My concern over the citations is readability.  APA, for example, is not fun to read for the average person and can be off-putting when the citations interrupt the flow of the text.  I am curious what others have used as I'm sure I can't be the first to write a book that blends anecdote with referential support.  I will see if I can find an example of Mr Frankl's work.


----------



## -xXx- (Jan 17, 2018)

from the above description, an appendix or two might fit the bill.
if a specific body of research seems critical to intersperse with
your text, maybe topic specific references can be cited at the end
of a chapter or section.
i lean toward keyword list following chapter or section that
refers the reader to topic groups in an _Additional Reading_ appendix.

frankl's man's search for meaning
part 1 deals with his analysis of his experience,
part 2 deals with key concepts (logos) within the system (logotherapy)
 that he found success with

there are many books written around that specific book.

do you wish to use this for future academic or professional credentials ?


----------



## velo (Jan 17, 2018)

-xXx- said:


> do you wish to use this for future academic or professional credentials ?



Not for credentialing, though the research and my experiences will likely play a part in my future academic ventures.  The goal is to have a book that speaks to the average reader in the target audience but also to be scientifically valid enough to be considered an anecdotal resource for future study.  Whether I can achieve that very difficult goal remains to be seen.


----------



## -xXx- (Jan 17, 2018)

of course you can.
there is a certain expertise that comes
solely from experience.

consider "bibliography"
and a convenient way for an intrigued reader
to find relevent material easily.

i wouldn't be surprised if books like yours
don't act as a sort of steering committee
for both peer support and research models.
jussayin'


----------



## velo (Jan 18, 2018)

-xXx- said:


> consider "bibliography"



There will absolutely be a references page or bibliography. 

I've been playing for a couple days and I think what I will do is somewhat heretical to my way of thinking but it's my book, not something I'm submitting for academic review.   
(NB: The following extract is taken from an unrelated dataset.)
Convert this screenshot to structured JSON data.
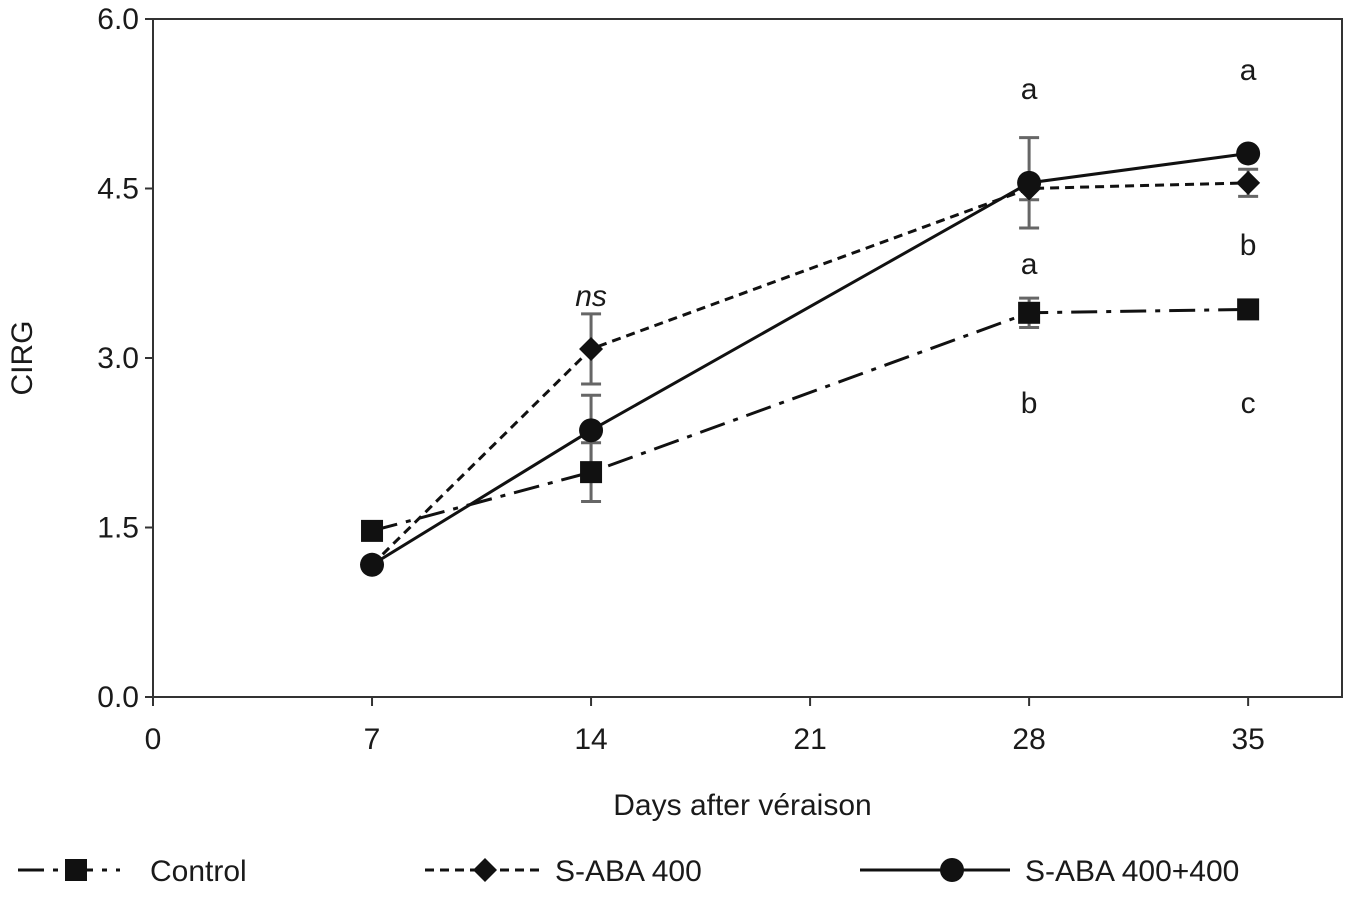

I think I'll use Chicago style endnote notation (footnotes won't really work for e-readers and the like) while the actual references will be formatted in APA because of the subject matter.  

Example-

"If the child’s desires and thoughts are dismissed or rebuked, the child internalises that as being that they are not worthy as a person[SUP]7[/SUP]."

7 Cabaniss, D., Cherry, S., Douglas, C., & Graver, A. (2013). _Psychodynamic Formulation_. New York: Columbia University Press.


----------